Health Research Institute, Research Center of Thalassemia and Hemoglobinopathy, Ahvaz Jundishapur University of Medical Sciences, Ahvaz, Iran.
Department of Hematology, Faculty of Medical Sciences, Tarbiat Modares University, Tehran, Iran.
Cell J. 2015 Summer;17(2):193-200. doi: 10.22074/cellj.2016.3713. Epub 2015 Jul 11.

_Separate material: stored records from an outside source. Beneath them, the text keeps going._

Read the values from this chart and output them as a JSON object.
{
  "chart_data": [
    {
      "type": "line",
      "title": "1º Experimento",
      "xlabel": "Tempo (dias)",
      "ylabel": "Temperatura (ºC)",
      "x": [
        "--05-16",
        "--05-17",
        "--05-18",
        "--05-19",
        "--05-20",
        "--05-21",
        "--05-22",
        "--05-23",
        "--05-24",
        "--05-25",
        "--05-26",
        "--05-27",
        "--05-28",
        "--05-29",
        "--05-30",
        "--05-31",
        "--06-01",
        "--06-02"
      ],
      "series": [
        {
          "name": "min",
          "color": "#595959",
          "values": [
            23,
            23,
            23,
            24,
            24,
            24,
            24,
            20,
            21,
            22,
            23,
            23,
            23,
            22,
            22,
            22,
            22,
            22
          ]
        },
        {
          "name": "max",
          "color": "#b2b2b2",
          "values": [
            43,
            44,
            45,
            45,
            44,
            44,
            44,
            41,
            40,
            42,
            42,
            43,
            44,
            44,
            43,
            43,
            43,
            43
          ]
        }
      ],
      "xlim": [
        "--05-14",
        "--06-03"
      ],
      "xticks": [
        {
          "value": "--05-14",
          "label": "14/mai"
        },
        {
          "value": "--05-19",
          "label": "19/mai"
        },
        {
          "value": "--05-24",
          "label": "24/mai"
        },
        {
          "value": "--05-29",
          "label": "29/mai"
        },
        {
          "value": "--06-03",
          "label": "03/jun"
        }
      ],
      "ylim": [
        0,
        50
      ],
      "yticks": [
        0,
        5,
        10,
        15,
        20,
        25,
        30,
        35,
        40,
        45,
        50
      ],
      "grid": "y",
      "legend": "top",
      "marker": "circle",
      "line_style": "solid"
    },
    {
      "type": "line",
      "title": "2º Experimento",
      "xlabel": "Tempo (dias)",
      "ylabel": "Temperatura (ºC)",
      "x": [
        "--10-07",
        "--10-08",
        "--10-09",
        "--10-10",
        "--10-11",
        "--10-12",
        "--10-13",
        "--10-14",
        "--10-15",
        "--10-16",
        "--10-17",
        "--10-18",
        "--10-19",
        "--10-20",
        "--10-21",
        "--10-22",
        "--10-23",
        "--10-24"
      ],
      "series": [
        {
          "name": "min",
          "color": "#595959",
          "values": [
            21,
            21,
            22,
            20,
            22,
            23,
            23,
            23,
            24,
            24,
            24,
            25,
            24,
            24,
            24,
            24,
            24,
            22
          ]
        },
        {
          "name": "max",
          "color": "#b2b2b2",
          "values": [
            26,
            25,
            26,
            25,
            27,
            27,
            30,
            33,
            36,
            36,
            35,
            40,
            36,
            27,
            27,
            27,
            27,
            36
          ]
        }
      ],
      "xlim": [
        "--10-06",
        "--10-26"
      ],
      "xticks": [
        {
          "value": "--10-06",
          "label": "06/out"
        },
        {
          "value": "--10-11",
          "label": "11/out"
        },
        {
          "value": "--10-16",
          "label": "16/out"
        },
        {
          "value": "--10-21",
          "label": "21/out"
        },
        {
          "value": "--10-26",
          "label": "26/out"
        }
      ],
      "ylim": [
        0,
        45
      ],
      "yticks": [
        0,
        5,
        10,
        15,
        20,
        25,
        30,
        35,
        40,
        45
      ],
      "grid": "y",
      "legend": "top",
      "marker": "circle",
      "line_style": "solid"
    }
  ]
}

β-thalassemia is the most common single gene disorder worldwide, in which hemoglobin β-chain production is decreased. Today, the life expectancy of thalassemic patients is increased because of a variety of treatment methods; however treatment related complications have also increased. The most common side effect is osteoporosis, which usually occurs in early adulthood as a consequence of increased bone resorption. Increased bone resorption mainly results from factors such as delayed puberty, diabetes mellitus, hypothyroidism, ineffective hematopoiesis as well as hyperplasia of the bone marrow, parathyroid gland dysfunction, toxic effect of iron on osteoblasts, growth hormone (GH) and insulin-like growth factor-1 (IGF-1) deficiency. These factors disrupt the balance between osteoblasts and osteoclasts by interfering with various molecular mechanisms and result in decreased bone density. Given the high prevalence of osteopenia and osteoporosis in thalassemic patients and complexity of their development process, the goal of this review is to evaluate the molecular aspects involved in osteopenia and osteoporosis in thalassemic patients, which may be useful for therapeutic purposes.
β-地中海贫血是全球最常见的单基因疾病,其血红蛋白β链的产生减少。如今,由于各种治疗方法的应用,地中海贫血患者的预期寿命得以延长,但与之相关的治疗并发症也有所增加。最常见的副作用是骨质疏松症,这通常发生在成年早期,是由于骨吸收增加所致。骨吸收增加主要是由于青春期延迟、糖尿病、甲状腺功能减退、无效造血以及骨髓增生、甲状旁腺功能障碍、铁对成骨细胞的毒性作用、生长激素(GH)和胰岛素样生长因子-1(IGF-1)缺乏等因素所致。这些因素通过干扰各种分子机制破坏成骨细胞和破骨细胞之间的平衡,导致骨密度降低。鉴于地中海贫血患者骨质疏松症和骨量减少的高患病率以及其发病过程的复杂性,本综述的目的是评估地中海贫血患者骨质疏松症和骨量减少的分子方面,这可能对治疗有帮助。